In this tutorial, we go about explaining every single Chaos Group V-ray 3.0 setting in detail. With this tutorial you will have a much great understand of the V-ray rendering engine. Its a great read for beginner and pros alike!
If you are having trouble configuring V-ray, optimizing your V-ray render times, or have a huge scene where the render time is just taking too long, then have a look at this free tutorial :
Lets get started!
If you just received Vray or are new to max, remember you need to set Vray as the current renderer before you can access its settings.
1. Open the render scene dialog box.
2. Expand the Assign Renderer rollout.
3. Click the box for the Production render shown in red.
4. Select Vray from the list.
VRAY Frame Buffer
The Vray frame buffer is a cool feature of Vray. Basically it allows you to render your images in a different window other than the default rendered frame window of 3DS MAX. Also it has some features that the rendered frame window does not.
VRAY Global Switches
Lots of important things here. By checking or un-checking the boxes you can easily enable or disable many of Vray’s key features.
Note: I often use this section to globally control displacement, lighting and the override material.
To assign an override material simply drag a Vray material into the box that says None.
VRAY Image Sampler
Here you can choose the type of Image Sampler as well as the type of anti-aliasing filter.
Note: For the most part I use the default settings here (Adaptive Subdivision with area filter)
Vray Global Illumination (GI)
This is where all the magic happens. I typically will use the default Irradiance Map (IR Map) for primary bounces and light Cache for secondary bounces.
Notice you also have some options for post processing and GI caustics.
Vray Irradiance Map (IR MAP)
The IR map is one of the methods VRAY uses to calculate global illumination.

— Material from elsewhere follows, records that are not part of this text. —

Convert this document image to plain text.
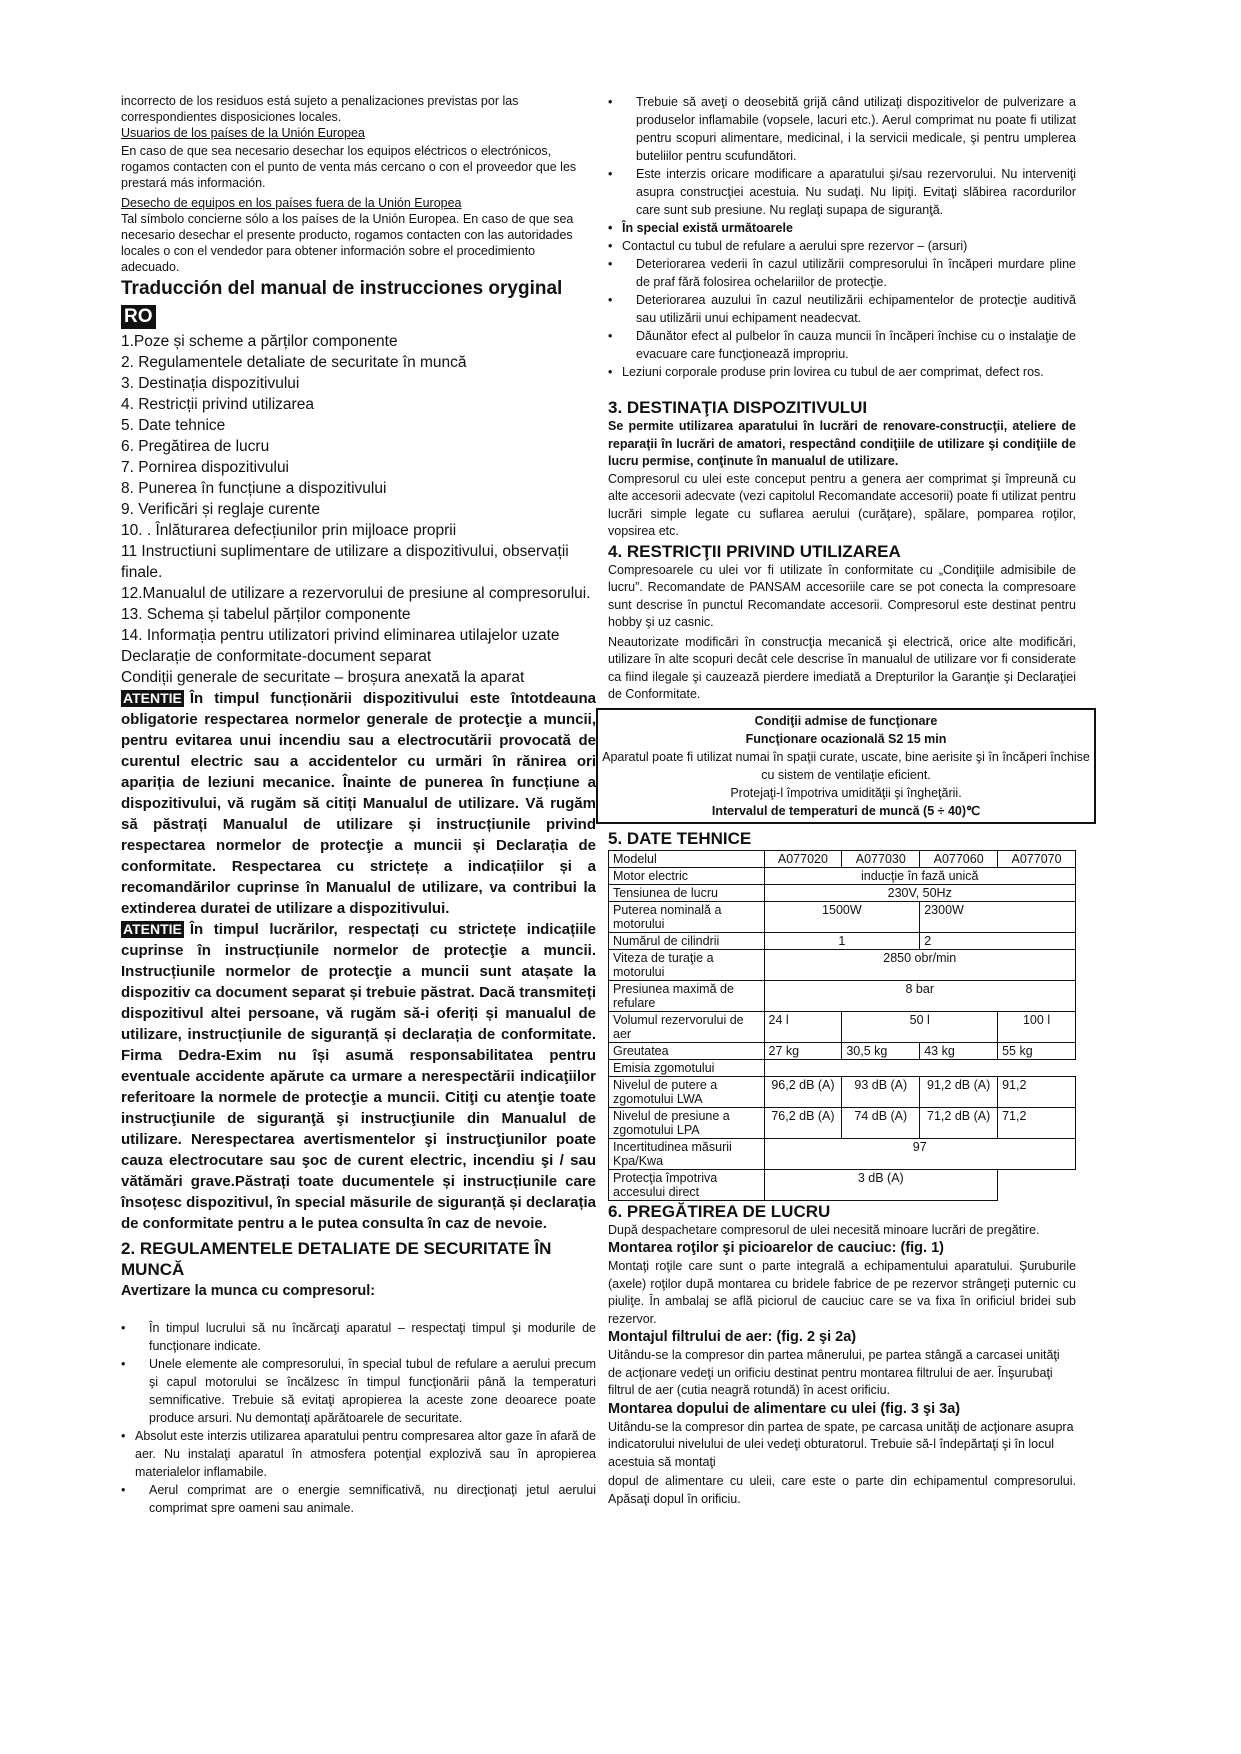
incorrecto de los residuos está sujeto a penalizaciones previstas por las correspondientes disposiciones locales.

Usuarios de los países de la Unión Europea

En caso de que sea necesario desechar los equipos eléctricos o electrónicos, rogamos contacten con el punto de venta más cercano o con el proveedor que les prestará más información.

Desecho de equipos en los países fuera de la Unión Europea

Tal símbolo concierne sólo a los países de la Unión Europea. En caso de que sea necesario desechar el presente producto, rogamos contacten con las autoridades locales o con el vendedor para obtener información sobre el procedimiento adecuado.

Traducción del manual de instrucciones oryginal

RO

1.Poze și scheme a părților componente

2. Regulamentele detaliate de securitate în muncă

3. Destinația dispozitivului

4. Restricții privind utilizarea

5. Date tehnice

6. Pregătirea de lucru

7. Pornirea dispozitivului

8. Punerea în funcțiune a dispozitivului

9. Verificări și reglaje curente

10. . Înlăturarea defecțiunilor prin mijloace proprii

11 Instructiuni suplimentare de utilizare a dispozitivului, observații finale.

12.Manualul de utilizare a rezervorului de presiune al compresorului.

13. Schema și tabelul părților componente

14. Informația pentru utilizatori privind eliminarea utilajelor uzate

Declarație de conformitate-document separat

Condiții generale de securitate – broșura anexată la aparat

ATENTIE În timpul funcționării dispozitivului este întotdeauna obligatorie respectarea normelor generale de protecţie a muncii, pentru evitarea unui incendiu sau a electrocutării provocată de curentul electric sau a accidentelor cu urmări în rănirea ori apariția de leziuni mecanice. Înainte de punerea în funcțiune a dispozitivului, vă rugăm să citiți Manualul de utilizare. Vă rugăm să păstrați Manualul de utilizare și instrucțiunile privind respectarea normelor de protecţie a muncii și Declarația de conformitate. Respectarea cu strictețe a indicațiilor și a recomandărilor cuprinse în Manualul de utilizare, va contribui la extinderea duratei de utilizare a dispozitivului.

ATENTIE În timpul lucrărilor, respectați cu strictețe indicațiile cuprinse în instrucțiunile normelor de protecţie a muncii. Instrucțiunile normelor de protecţie a muncii sunt atașate la dispozitiv ca document separat și trebuie păstrat. Dacă transmiteți dispozitivul altei persoane, vă rugăm să-i oferiți și manualul de utilizare, instrucțiunile de siguranță și declarația de conformitate. Firma Dedra-Exim nu își asumă responsabilitatea pentru eventuale accidente apărute ca urmare a nerespectării indicaţiilor referitoare la normele de protecţie a muncii. Citiţi cu atenţie toate instrucţiunile de siguranţă şi instrucţiunile din Manualul de utilizare. Nerespectarea avertismentelor şi instrucţiunilor poate cauza electrocutare sau şoc de curent electric, incendiu şi / sau vătămări grave.Păstrați toate ducumentele și instrucțiunile care însoțesc dispozitivul, în special măsurile de siguranță și declarația de conformitate pentru a le putea consulta în caz de nevoie.

2. REGULAMENTELE DETALIATE DE SECURITATE ÎN MUNCĂ

Avertizare la munca cu compresorul:

• În timpul lucrului să nu încărcaţi aparatul – respectaţi timpul şi modurile de funcţionare indicate.
• Unele elemente ale compresorului, în special tubul de refulare a aerului precum şi capul motorului se încălzesc în timpul funcţionării până la temperaturi semnificative. Trebuie să evitaţi apropierea la aceste zone deoarece poate produce arsuri. Nu demontaţi apărătoarele de securitate.
• Absolut este interzis utilizarea aparatului pentru compresarea altor gaze în afară de aer. Nu instalaţi aparatul în atmosfera potenţial explozivă sau în apropierea materialelor inflamabile.
• Aerul comprimat are o energie semnificativă, nu direcţionaţi jetul aerului comprimat spre oameni sau animale.
• Trebuie să aveţi o deosebită grijă când utilizaţi dispozitivelor de pulverizare a produselor inflamabile (vopsele, lacuri etc.). Aerul comprimat nu poate fi utilizat pentru scopuri alimentare, medicinal, i la servicii medicale, şi pentru umplerea buteliilor pentru scufundători.
• Este interzis oricare modificare a aparatului şi/sau rezervorului. Nu interveniţi asupra construcţiei acestuia. Nu sudaţi. Nu lipiţi. Evitaţi slăbirea racordurilor care sunt sub presiune. Nu reglaţi supapa de siguranţă.
• În special există următoarele
• Contactul cu tubul de refulare a aerului spre rezervor – (arsuri)
• Deteriorarea vederii în cazul utilizării compresorului în încăperi murdare pline de praf fără folosirea ochelariilor de protecţie.
• Deteriorarea auzului în cazul neutilizării echipamentelor de protecţie auditivă sau utilizării unui echipament neadecvat.
• Dăunător efect al pulbelor în cauza muncii în încăperi închise cu o instalaţie de evacuare care funcţionează impropriu.
• Leziuni corporale produse prin lovirea cu tubul de aer comprimat, defect ros.

3. DESTINAŢIA DISPOZITIVULUI

Se permite utilizarea aparatului în lucrări de renovare-construcţii, ateliere de reparaţii în lucrări de amatori, respectând condiţiile de utilizare şi condiţiile de lucru permise, conţinute în manualul de utilizare.

Compresorul cu ulei este conceput pentru a genera aer comprimat şi împreună cu alte accesorii adecvate (vezi capitolul Recomandate accesorii) poate fi utilizat pentru lucrări simple legate cu suflarea aerului (curăţare), spălare, pomparea roţilor, vopsirea etc.

4. RESTRICŢII PRIVIND UTILIZAREA

Compresoarele cu ulei vor fi utilizate în conformitate cu „Condiţiile admisibile de lucru”. Recomandate de PANSAM accesoriile care se pot conecta la compresoare sunt descrise în punctul Recomandate accesorii. Compresorul este destinat pentru hobby şi uz casnic.

Neautorizate modificări în construcţia mecanică şi electrică, orice alte modificări, utilizare în alte scopuri decât cele descrise în manualul de utilizare vor fi considerate ca fiind ilegale şi cauzează pierdere imediată a Drepturilor la Garanţie şi Declaraţiei de Conformitate.

Condiţii admise de funcţionare

Funcţionare ocazională S2 15 min

Aparatul poate fi utilizat numai în spaţii curate, uscate, bine aerisite şi în încăperi închise cu sistem de ventilaţie eficient.

Protejaţi-l împotriva umidităţii şi îngheţării.

Intervalul de temperaturi de muncă (5 ÷ 40)℃

5. DATE TEHNICE

Modelul	A077020	A077030	A077060	A077070
Motor electric	inducţie în fază unică			
Tensiunea de lucru	230V, 50Hz			
Puterea nominală a motorului	1500W		2300W	
Numărul de cilindrii	1		2	
Viteza de turaţie a motorului	2850 obr/min			
Presiunea maximă de refulare	8 bar			
Volumul rezervorului de aer	24 l	50 l		100 l
Greutatea	27 kg	30,5 kg	43 kg	55 kg
Emisia zgomotului				
Nivelul de putere a zgomotului LWA	96,2 dB (A)	93 dB (A)	91,2 dB (A)	91,2
Nivelul de presiune a zgomotului LPA	76,2 dB (A)	74 dB (A)	71,2 dB (A)	71,2
Incertitudinea măsurii Kpa/Kwa	97			
Protecţia împotriva accesului direct	3 dB (A)			

6. PREGĂTIREA DE LUCRU

După despachetare compresorul de ulei necesită minoare lucrări de pregătire.

Montarea roţilor şi picioarelor de cauciuc: (fig. 1)

Montaţi roţile care sunt o parte integrală a echipamentului aparatului. Şuruburile (axele) roţilor după montarea cu bridele fabrice de pe rezervor strângeţi puternic cu piuliţe. În ambalaj se află piciorul de cauciuc care se va fixa în orificiul bridei sub rezervor.

Montajul filtrului de aer: (fig. 2 şi 2a)

Uitându-se la compresor din partea mânerului, pe partea stângă a carcasei unităţi de acţionare vedeţi un orificiu destinat pentru montarea filtrului de aer. Înşurubaţi filtrul de aer (cutia neagră rotundă) în acest orificiu.

Montarea dopului de alimentare cu ulei (fig. 3 şi 3a)

Uitându-se la compresor din partea de spate, pe carcasa unităţi de acţionare asupra indicatorului nivelului de ulei vedeţi obturatorul. Trebuie să-l îndepărtaţi şi în locul acestuia să montaţi

dopul de alimentare cu uleii, care este o parte din echipamentul compresorului. Apăsaţi dopul în orificiu.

You can pick from any of the pre-defined presets or manually enter settings for a custon IR map.
Suggested IR map settings
Min Rate: -5
Max Rate: -3
HSph subdivs: 30
Interp samples: 25
High preset is usually good enough for me usually.
Mode: For stills, single frame is fine but for animations, Add to current map or Incremental add to current map works well and speeds up the IR map calculation.
Under options I like to have show calc phase checked just so I can visually see the IR map calculation.
Note: If you plan to not use an IR map in your GI calculation, these settings wil not be available. For example if you have QMC for primary and Light cache for secondary, this rollout will be replace with a QMC settings rollout followed by a LC settings rollout.
Use this area to control the VRAY caustics in your scene.
Caustics In optics, a caustic is the envelope of light rays reflected or refracted by a curved surface or object, or the projection of that envelope of rays on another surface.
This is definitely an important rollout. It your environment is to high it can cause your scene to look washed out. Too low can cause it to look dull. I find that .3 works well in most cases of course that all depends on your scene.
Note: Environment light does not pass though geometry unless the geometry is transparent.
If you want to use HDRI lighting simply drag the V-ray HDRI from the material editor into the open slots (none buttons)
Here you have global control over all the V-ray settings.
There are lots of useful options in this rollout. For the most part I stick with the default settings.
Render region division: changes the bucket size. (the box that draws the pixels at render time)
Region sequence: The path the buckets take when rendering the image. I prefer top to bottom but there are many options.
Frame Stamp: enabling this automatically embeds useful information at the bottom of your image such as V-ray version, filename, frame #, render time etc.
Object Settings: use this to enable or disable Vray features for specific pieces of geometry.
Note: this can also be accessed by selecting geometry, right clicking in the viewport and choosing V-ray properties.
Well that explains almost every important V-ray settings panel.
We hope you learned from this tutorial or found it useful.